Но доктор только расхохотался.
— Чему вы? — спросил его Константин.
— Как чему, батюшка вы мой!.. Очень уж смешно!.. Сочувствие к тому, о чем они ни малейшего понятия не имеют. Это-то самое сочувствие и представляет самое смешное, самое уродливое и невежественное явление у наших нигилистов.
Хвалынцев попросил разъяснить ему, что именно находит доктор здесь смешным и уродливым.
— Да как же, — возразил Холодец, — они ведь, прежде всего, отвергают всякую религию, а Польша вся в католицизме и им только и держится. Эта есть самая католичественнейшая дщерь римского престола; затем они ярые демократы и красные, а истинная Польша — все белая, вся шляхетная, магнатски-аристократическая; они стоят за разрушение общества даже в его современных, американских началах, а Польша вся в своих средневековых, магнатски-феодальных тенденциях и привилегиях; они, наконец, желали бы раздробить и вконец отвергнуть не только Россию, но и всякое государство, а Польша всеми силами стремится восстановить свое дряблое, гнилое, панское государство, в самой государственной форме польской Ржечи Посполитой, да еще при этом основывает его на господстве над пятнадцатью миллионами русского народа, чуждого ей и по происхождению, и по языку, да даже и по вере больше чем наполовину, и вдобавок еще, этот народ должен быть лишен всякого права на человеческое свободно-гражданское существование, а превратиться в быдло, каким он был и до сегодня. Ну, согласитесь сами, разве это сочувствие не верх невежества и безобразия?
— И вы ни в каком случае не протянули бы этой Польше руку помощи? — вскричал задетый за живое Хвалынцев.
— Я! — сделав строго изумленные глаза, повернулся к нему доктор. — Что вы называете рукою помощи? Если эта помощь коснулась бы моей специальности, то, конечно, как медик, я обязан был бы подать ее каждому человеку, кто бы он ни был; но что касается до помощи политической, то извините! Я на двух стульях сидеть не умею, а сижу уж всегда на каком-нибудь одном. Достаточно того, что я до мозга костей чувствую себя русским. Да кроме того у меня есть еще и свои родовые, традиционные причины не якшаться с ними: мой прадед был замучен в Варшаве вместе с тридцатью гайдамаками Гонты и Железняка, у моего деда пан Потоцкий выкроил из спины два ремня на бритвы своему «служонцему», мой отец ранен в бедро навылет польскою пулею в 31 году при штурме Варшавы. В трех поколениях, батюшка мой, в трех поколениях моего рода повторяется все одна и та же кровавая история по милости поляков; так как же вы хотите, чтоб я якшался вдруг с ними против своих же?

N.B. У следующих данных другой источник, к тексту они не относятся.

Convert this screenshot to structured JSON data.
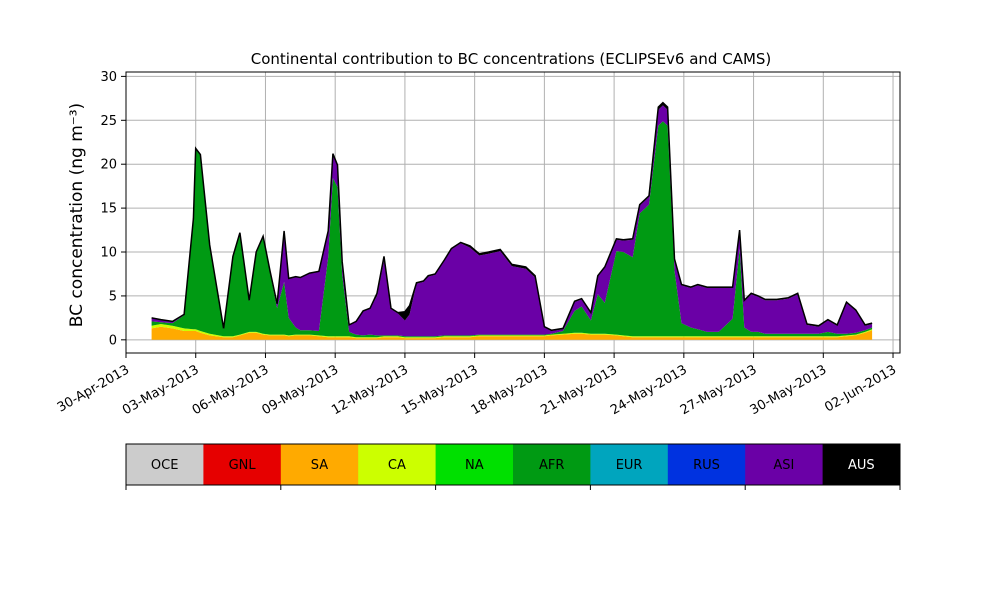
{
  "chart_data": {
    "type": "area",
    "title": "Continental contribution to BC concentrations (ECLIPSEv6 and CAMS)",
    "xlabel": "",
    "ylabel": "BC concentration (ng m⁻³)",
    "x_unit": "day",
    "xlim": [
      30,
      63.3
    ],
    "ylim": [
      -1.5,
      30.5
    ],
    "yticks": [
      0,
      5,
      10,
      15,
      20,
      25,
      30
    ],
    "xticks": [
      {
        "day": 30,
        "label": "30-Apr-2013"
      },
      {
        "day": 33,
        "label": "03-May-2013"
      },
      {
        "day": 36,
        "label": "06-May-2013"
      },
      {
        "day": 39,
        "label": "09-May-2013"
      },
      {
        "day": 42,
        "label": "12-May-2013"
      },
      {
        "day": 45,
        "label": "15-May-2013"
      },
      {
        "day": 48,
        "label": "18-May-2013"
      },
      {
        "day": 51,
        "label": "21-May-2013"
      },
      {
        "day": 54,
        "label": "24-May-2013"
      },
      {
        "day": 57,
        "label": "27-May-2013"
      },
      {
        "day": 60,
        "label": "30-May-2013"
      },
      {
        "day": 63,
        "label": "02-Jun-2013"
      }
    ],
    "grid": true,
    "legend_placement": "colorbar-below",
    "legend": [
      {
        "name": "OCE",
        "color": "#cccccc"
      },
      {
        "name": "GNL",
        "color": "#e60000"
      },
      {
        "name": "SA",
        "color": "#ffaa00"
      },
      {
        "name": "CA",
        "color": "#ccff00"
      },
      {
        "name": "NA",
        "color": "#00e000"
      },
      {
        "name": "AFR",
        "color": "#009a13"
      },
      {
        "name": "EUR",
        "color": "#00a5be"
      },
      {
        "name": "RUS",
        "color": "#0032e0"
      },
      {
        "name": "ASI",
        "color": "#6a00a6"
      },
      {
        "name": "AUS",
        "color": "#000000"
      }
    ],
    "x": [
      31.1,
      31.5,
      32,
      32.5,
      32.9,
      33,
      33.2,
      33.6,
      34.2,
      34.6,
      34.9,
      35.3,
      35.6,
      35.9,
      36.2,
      36.5,
      36.8,
      37.0,
      37.3,
      37.5,
      37.9,
      38.3,
      38.7,
      38.9,
      39.1,
      39.3,
      39.6,
      39.9,
      40.2,
      40.5,
      40.8,
      41.1,
      41.4,
      41.7,
      42.0,
      42.2,
      42.5,
      42.8,
      43.0,
      43.3,
      43.7,
      44.0,
      44.4,
      44.8,
      45.2,
      45.6,
      46.1,
      46.6,
      47.2,
      47.6,
      48.0,
      48.3,
      48.8,
      49.3,
      49.6,
      50.0,
      50.3,
      50.6,
      51.1,
      51.4,
      51.8,
      52.1,
      52.5,
      52.9,
      53.1,
      53.3,
      53.6,
      53.9,
      54.3,
      54.6,
      55.0,
      55.5,
      56.1,
      56.4,
      56.6,
      56.9,
      57.2,
      57.5,
      58.0,
      58.5,
      58.9,
      59.3,
      59.8,
      60.2,
      60.6,
      61.0,
      61.4,
      61.8,
      62.1
    ],
    "series": [
      {
        "name": "SA",
        "values": [
          1.3,
          1.5,
          1.3,
          1,
          1,
          1,
          0.8,
          0.5,
          0.3,
          0.3,
          0.5,
          0.8,
          0.8,
          0.6,
          0.5,
          0.5,
          0.5,
          0.4,
          0.5,
          0.5,
          0.5,
          0.4,
          0.3,
          0.3,
          0.3,
          0.3,
          0.3,
          0.2,
          0.2,
          0.2,
          0.2,
          0.3,
          0.3,
          0.3,
          0.2,
          0.2,
          0.2,
          0.2,
          0.2,
          0.2,
          0.3,
          0.3,
          0.3,
          0.3,
          0.4,
          0.4,
          0.4,
          0.4,
          0.4,
          0.4,
          0.4,
          0.5,
          0.6,
          0.7,
          0.7,
          0.6,
          0.6,
          0.6,
          0.5,
          0.4,
          0.3,
          0.3,
          0.3,
          0.3,
          0.3,
          0.3,
          0.3,
          0.3,
          0.3,
          0.3,
          0.3,
          0.3,
          0.3,
          0.3,
          0.3,
          0.3,
          0.3,
          0.3,
          0.3,
          0.3,
          0.3,
          0.3,
          0.3,
          0.3,
          0.3,
          0.4,
          0.5,
          0.8,
          1.1
        ]
      },
      {
        "name": "CA",
        "values": [
          0.3,
          0.3,
          0.3,
          0.3,
          0.2,
          0.2,
          0.2,
          0.2,
          0.1,
          0.1,
          0.1,
          0.1,
          0.1,
          0.1,
          0.1,
          0.1,
          0.1,
          0.1,
          0.1,
          0.1,
          0.1,
          0.1,
          0.1,
          0.1,
          0.1,
          0.1,
          0.1,
          0.1,
          0.1,
          0.1,
          0.1,
          0.1,
          0.1,
          0.1,
          0.1,
          0.1,
          0.1,
          0.1,
          0.1,
          0.1,
          0.1,
          0.1,
          0.1,
          0.1,
          0.1,
          0.1,
          0.1,
          0.1,
          0.1,
          0.1,
          0.1,
          0.1,
          0.1,
          0.1,
          0.1,
          0.1,
          0.1,
          0.1,
          0.1,
          0.1,
          0.1,
          0.1,
          0.1,
          0.1,
          0.1,
          0.1,
          0.1,
          0.1,
          0.1,
          0.1,
          0.1,
          0.1,
          0.1,
          0.1,
          0.1,
          0.1,
          0.1,
          0.1,
          0.1,
          0.1,
          0.1,
          0.1,
          0.1,
          0.1,
          0.1,
          0.1,
          0.1,
          0.1,
          0.1
        ]
      },
      {
        "name": "AFR",
        "values": [
          0.5,
          0.2,
          0.3,
          1.5,
          12.5,
          20.5,
          20,
          10,
          0.8,
          9,
          11.5,
          3.5,
          9,
          11,
          7,
          3,
          6,
          2,
          0.8,
          0.5,
          0.5,
          0.5,
          9,
          18,
          17,
          7,
          0.5,
          0.3,
          0.2,
          0.3,
          0.2,
          0.1,
          0.1,
          0.1,
          0.1,
          0.1,
          0.1,
          0.1,
          0.1,
          0.1,
          0.1,
          0.1,
          0.1,
          0.1,
          0.1,
          0.1,
          0.1,
          0.1,
          0.1,
          0.1,
          0.1,
          0.1,
          0.3,
          2.5,
          3,
          1.5,
          4.5,
          3.5,
          9.5,
          9.5,
          9,
          14,
          15,
          24,
          24.5,
          24,
          7.5,
          1.5,
          1,
          0.8,
          0.5,
          0.5,
          2,
          10,
          1,
          0.5,
          0.5,
          0.3,
          0.3,
          0.3,
          0.3,
          0.3,
          0.3,
          0.5,
          0.3,
          0.2,
          0.2,
          0.2,
          0.2
        ]
      },
      {
        "name": "ASI",
        "values": [
          0.4,
          0.3,
          0.2,
          0.1,
          0.1,
          0.1,
          0.1,
          0.1,
          0.1,
          0.1,
          0.1,
          0.1,
          0.1,
          0.1,
          0.2,
          0.5,
          5.8,
          4.5,
          5.8,
          6,
          6.5,
          6.8,
          3,
          2.8,
          2.5,
          1.5,
          0.8,
          1.5,
          2.8,
          3,
          4.5,
          8.5,
          3,
          2.5,
          1.8,
          2.5,
          6,
          6.2,
          6.8,
          7,
          8.5,
          9.8,
          10.5,
          10,
          9,
          9.2,
          9.5,
          7.8,
          7.5,
          6.5,
          0.8,
          0.3,
          0.2,
          1,
          0.8,
          0.8,
          2,
          4,
          1.3,
          1.3,
          2,
          0.9,
          0.9,
          1.8,
          1.8,
          1.8,
          1.2,
          4.3,
          4.5,
          5,
          5,
          5,
          3.5,
          2,
          3,
          4.3,
          4,
          3.8,
          3.8,
          4,
          4.5,
          1,
          0.8,
          1.3,
          0.9,
          3.5,
          2.5,
          0.5,
          0.4
        ]
      },
      {
        "name": "AUS",
        "values": [
          0,
          0,
          0,
          0,
          0,
          0,
          0,
          0,
          0,
          0,
          0,
          0,
          0,
          0,
          0,
          0,
          0,
          0,
          0,
          0,
          0,
          0,
          0,
          0,
          0,
          0,
          0,
          0,
          0,
          0,
          0.3,
          0.5,
          0.1,
          0.1,
          1.0,
          1.0,
          0.1,
          0.1,
          0.1,
          0.1,
          0.1,
          0.1,
          0.1,
          0.2,
          0.2,
          0.2,
          0.2,
          0.2,
          0.2,
          0.2,
          0.1,
          0.1,
          0.1,
          0.1,
          0.1,
          0.1,
          0.1,
          0.1,
          0.1,
          0.1,
          0.1,
          0.1,
          0.1,
          0.3,
          0.3,
          0.3,
          0.1,
          0.1,
          0.1,
          0.1,
          0.1,
          0.1,
          0.1,
          0.1,
          0.1,
          0.1,
          0.1,
          0.1,
          0.1,
          0.1,
          0.1,
          0.1,
          0.1,
          0.1,
          0.1,
          0.1,
          0.1,
          0.1,
          0.1
        ]
      }
    ]
  }
}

С жутким, щемящим чувством в душе слушал Хвалынцев этого человека. "Как счастлив он!" думалось ему, "как счастлив он этою твердостью, этою безбоязненною прямотою своих отношений к нашему делу!.. Как ясно и спокойно должно быть у него на душе!.. Как открыто и честно он должен всегда себя чувствовать!.. Счастливый человек!.. А я?..
"Боже мой, какое гнусное, какое рабское положение!.. Я уже не свободен, я закрепощен, закрепощен делу, которого не знаю, людям, которым не сочувствую…
"Господи! как бы хотелось сбросить с себя весь этот груз! Как бы хотелось чувствовать и сознавать себя в свободном независимом положении этого славного Холодца!.. О, как бы дорого я дал теперь за эту возможность!..
"А что? не попытаться ли?.. сегодня же? сразу?" мелькнула вдруг ему соблазнительная мысль.
"А слово?.. честное слово, сознательно данное однажды?" заговорил вдруг на это какой-то другой голос, поднявшийся в его душе с какой-то темной, беспросветной тучей, — а месть? а наказание?..
"Что наказание!.. Это не страшно!.. Пусть!
"А измена?.. Изменником назовут… Иудой!